“Eagles that have degenerated into parrots. They have been marrying in and out till they are rundown.”

“My dear sorcerer,” said Gilbert, rising and taking up his hat, “you frighten me so that I must haste and take my place by the King.

Cagliostro stopped him in making some steps towards the door.

“Mark me, Gilbert,” he said, “you know whether I love you or not and if I am not the man to expose myself to a hundred sorrows to aid you to avoid one—well, take this piece of advice: let the King depart, quit France, while it is yet time. In a year, in six months, in three, it will be too late.”

“Count, do you counsel a soldier to leave his post because there is danger in his staying?”

“If the soldier were so surrounded, engirt, and disarmed that he could not defend himself: if, above all, his life exposed meant that of half a million of men—yes, I should bid him flee. And you yourself, Gilbert, you shall tell him so. The King will listen to you unless it is all too late. Do not wait till the morrow but tell him to-day. Do not wait till the afternoon but tell him in an hour.”

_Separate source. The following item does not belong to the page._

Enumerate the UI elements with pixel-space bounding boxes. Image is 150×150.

“Count, you know that I am of the fatalist school. Come what come may! so long as I shall have any hold on the King it will be to retain him in France, and I shall stay by him. Farewell, count: we shall meet in the action: perhaps we shall sleep side by side on the battlefield.”

“Come, come, it is written that man shall not elude his doom however keen-witted he may be,” muttered the magician: “I sought you out to tell you what I said, and you have heard it. Like Cassandra’s prediction it is useless, but remember that Cassandra was correct. Fare thee well!”

“Speak frankly, count,” said Gilbert, stopping on the threshold to gaze fixedly at the speaker, “do you here, as in America, pretend to make folk believe that you can read the future?”

“As surely, Gilbert,” returned the self-asserted undying one, “as you can read the pathway of the stars, though the mass of mankind believe they are fixed or wandering at hazard.”